Cheers, Y'All

Auld Lang and all that

"[T]he act of raising one's wine glass in the direction of the person one wishes to honor has been a form of nonverbal communication integral to French culture since its historical beginnings. It is probably a secular vestige of ancient sacrificial libations in which a sacred liquid was offered to the gods: blood or wine in exchange for a wish, a prayer summarized in the words ‘Long life!' or ‘To your health!'"

— International Handbook on Alcohol and Culture

However integral it is to their culture, the French didn't invent the act of toasting someone with a drink—Ulysses offers a toast to Achilles in the Odyssey—and they definitely didn't invent the word for it. The etymological origins are murky, but the best guess is that it derived from a tradition of flavoring wine with spiced toast.

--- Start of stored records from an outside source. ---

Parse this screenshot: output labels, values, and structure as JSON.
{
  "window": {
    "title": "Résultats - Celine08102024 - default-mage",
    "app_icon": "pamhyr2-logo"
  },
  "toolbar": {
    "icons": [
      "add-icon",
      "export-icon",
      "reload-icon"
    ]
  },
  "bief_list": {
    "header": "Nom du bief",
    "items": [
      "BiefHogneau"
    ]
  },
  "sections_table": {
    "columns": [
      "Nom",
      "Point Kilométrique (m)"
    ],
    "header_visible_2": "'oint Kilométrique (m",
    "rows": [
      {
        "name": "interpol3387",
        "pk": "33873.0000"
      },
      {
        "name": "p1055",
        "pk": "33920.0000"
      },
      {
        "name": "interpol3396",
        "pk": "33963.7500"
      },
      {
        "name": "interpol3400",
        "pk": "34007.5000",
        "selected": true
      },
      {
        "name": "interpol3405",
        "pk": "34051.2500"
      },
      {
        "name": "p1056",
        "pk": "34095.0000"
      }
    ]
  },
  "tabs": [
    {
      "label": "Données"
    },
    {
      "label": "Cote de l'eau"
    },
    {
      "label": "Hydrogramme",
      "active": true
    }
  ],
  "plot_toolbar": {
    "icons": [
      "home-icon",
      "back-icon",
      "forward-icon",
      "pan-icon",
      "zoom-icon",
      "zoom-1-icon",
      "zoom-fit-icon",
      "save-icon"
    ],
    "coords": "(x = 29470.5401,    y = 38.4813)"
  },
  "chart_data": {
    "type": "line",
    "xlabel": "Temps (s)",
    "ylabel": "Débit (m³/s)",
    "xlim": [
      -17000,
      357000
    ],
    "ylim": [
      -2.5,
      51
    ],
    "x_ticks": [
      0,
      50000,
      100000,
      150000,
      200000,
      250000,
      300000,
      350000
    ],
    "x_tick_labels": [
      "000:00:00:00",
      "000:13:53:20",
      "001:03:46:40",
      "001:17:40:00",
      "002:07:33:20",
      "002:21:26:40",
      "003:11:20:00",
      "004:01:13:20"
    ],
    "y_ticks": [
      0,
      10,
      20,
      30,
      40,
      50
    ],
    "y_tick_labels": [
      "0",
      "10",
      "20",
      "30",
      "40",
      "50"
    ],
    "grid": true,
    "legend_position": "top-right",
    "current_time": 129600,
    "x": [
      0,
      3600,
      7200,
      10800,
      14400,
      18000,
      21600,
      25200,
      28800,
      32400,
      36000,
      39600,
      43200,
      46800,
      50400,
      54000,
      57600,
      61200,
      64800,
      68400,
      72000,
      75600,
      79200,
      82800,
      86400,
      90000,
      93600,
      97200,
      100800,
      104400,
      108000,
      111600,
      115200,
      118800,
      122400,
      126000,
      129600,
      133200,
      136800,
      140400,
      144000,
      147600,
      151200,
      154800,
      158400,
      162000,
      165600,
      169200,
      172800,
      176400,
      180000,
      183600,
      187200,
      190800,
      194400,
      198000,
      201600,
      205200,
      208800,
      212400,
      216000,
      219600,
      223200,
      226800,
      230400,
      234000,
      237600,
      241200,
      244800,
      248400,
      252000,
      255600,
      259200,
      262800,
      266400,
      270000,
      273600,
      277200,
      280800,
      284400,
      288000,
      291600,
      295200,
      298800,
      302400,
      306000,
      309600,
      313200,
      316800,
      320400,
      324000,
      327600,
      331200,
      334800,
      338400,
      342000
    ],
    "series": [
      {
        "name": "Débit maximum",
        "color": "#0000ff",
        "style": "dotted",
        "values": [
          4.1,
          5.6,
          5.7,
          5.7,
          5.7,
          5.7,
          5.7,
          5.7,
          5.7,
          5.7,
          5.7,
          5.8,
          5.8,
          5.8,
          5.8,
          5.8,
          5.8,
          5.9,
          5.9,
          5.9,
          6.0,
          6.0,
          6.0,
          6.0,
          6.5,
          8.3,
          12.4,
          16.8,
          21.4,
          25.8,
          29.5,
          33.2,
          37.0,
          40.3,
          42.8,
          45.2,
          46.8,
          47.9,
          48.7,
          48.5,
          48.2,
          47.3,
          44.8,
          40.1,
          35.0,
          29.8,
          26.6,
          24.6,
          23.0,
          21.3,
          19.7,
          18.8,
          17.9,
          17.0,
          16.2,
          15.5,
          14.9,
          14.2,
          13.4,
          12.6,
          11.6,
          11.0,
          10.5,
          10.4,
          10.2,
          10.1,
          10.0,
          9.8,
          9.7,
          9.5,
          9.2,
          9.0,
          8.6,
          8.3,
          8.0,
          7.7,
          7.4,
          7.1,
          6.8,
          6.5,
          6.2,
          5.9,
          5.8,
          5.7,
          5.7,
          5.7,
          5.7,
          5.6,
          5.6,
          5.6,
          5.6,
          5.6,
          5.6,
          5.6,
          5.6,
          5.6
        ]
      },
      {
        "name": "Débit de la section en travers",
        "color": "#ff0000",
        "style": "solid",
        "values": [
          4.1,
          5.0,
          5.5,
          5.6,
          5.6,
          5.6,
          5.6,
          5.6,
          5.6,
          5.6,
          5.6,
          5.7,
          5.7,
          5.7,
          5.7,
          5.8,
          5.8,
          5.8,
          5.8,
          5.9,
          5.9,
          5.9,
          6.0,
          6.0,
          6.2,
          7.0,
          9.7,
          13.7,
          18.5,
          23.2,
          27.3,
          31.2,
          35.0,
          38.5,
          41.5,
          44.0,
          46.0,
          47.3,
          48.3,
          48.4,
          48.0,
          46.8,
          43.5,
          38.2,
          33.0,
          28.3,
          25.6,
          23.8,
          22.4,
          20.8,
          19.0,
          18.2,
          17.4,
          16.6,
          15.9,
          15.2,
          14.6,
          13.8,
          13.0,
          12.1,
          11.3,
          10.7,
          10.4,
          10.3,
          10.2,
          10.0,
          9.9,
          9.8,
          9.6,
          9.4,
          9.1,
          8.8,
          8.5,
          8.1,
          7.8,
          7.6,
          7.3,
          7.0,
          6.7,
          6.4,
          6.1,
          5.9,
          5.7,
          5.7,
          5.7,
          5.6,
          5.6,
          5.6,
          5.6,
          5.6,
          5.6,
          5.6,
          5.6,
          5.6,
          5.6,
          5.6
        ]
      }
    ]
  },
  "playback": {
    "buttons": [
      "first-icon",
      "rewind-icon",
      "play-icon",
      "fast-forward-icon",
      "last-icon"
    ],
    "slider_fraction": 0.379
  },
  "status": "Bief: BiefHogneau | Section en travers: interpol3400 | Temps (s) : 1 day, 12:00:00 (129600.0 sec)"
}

Whatever its origins, the ritual has survived centuries of cultural ambivalence toward alcohol. Paul Dickson, author of the 1991 book Toasts, notes that the custom continued straight through the era of illicit liquor, though often with some commentary thrown in:

"Here's to Prohibition
The devil take it!
They've stolen our wine,
So now we make it."

You can, of course, offer a toast with non-alcoholic beverages, but it always feels a little phony. Maybe we know that the gods won't really be satisfied with 7Up or sparkling apple juice. In any case, there is something satisfying and signficant-seeming about the raised glass, the clink of crystal or pewter or cheap highball rim, and the swig, shot, or swallow of beer, whiskey, or wine. It is an all-purpose act of companionship, celebration, sympathy, support. You can offer toasts to the newly born, the newly wed, the recently deceased, the long departed.

But while we still drink plenty of toasts, we have somewhat lost the art of toast-making. It used to be a popular form of verse and entertainment, with partygoers competing to top each other in puns and rhymes. These days, apart from the obligatory recitations at wedding receptions, most toasts don't venture far beyond "Happy birthday" or just "Cheers!"

I have been thinking about this lately, because I am nearing a drink-worthy point in my own life. This week, I'm leaving Metro Pulse to take a new job in the administration of the incoming city mayor. (Whose name I won't even type, because that would probably be some kind of conflict of interest. But you know who I mean.) This is the second time I've left the warm, disheveled nest of MP, and it will probably be the last.

Metro Pulse has given me two of the best jobs I've ever had. No other newspaper has been as much fun or provided as much freedom. In the current, blasted landscape of American print journalism, I'm not sure if there's a better place to work—not just in Knoxville, but in the country. If there is another outlet that would let me simultaneously cover local and state politics, interview transsexual porn stars, conduct a limerick contest, and delve into the lyrical and cultural significance of Taylor Swift, I don't know what it is.

The paper marked its 20th anniversary this year, a milestone reached through the cumulative efforts of dozens if not hundreds of writers, editors, designers, salespeople, freelancers, office managers, interns, and—crucially—people willing to write paychecks to all of the above. I have benefited from all of their work, and so (I think) has Knoxville.

Paul Dickson's website,, offers examples of toasts for many occasions, from birth to death to love. It does not suggest any appropriate acknowledgment of a weekly newspaper. So all I can say is: May your ink not run dry or your presses go cold. Here's to deadlines made and missed, ears to the ground and eyes on the scene, secret histories and citybeats, and the readers who for whatever reason keep coming back every week. I will miss all of it, and all of you. Many thanks.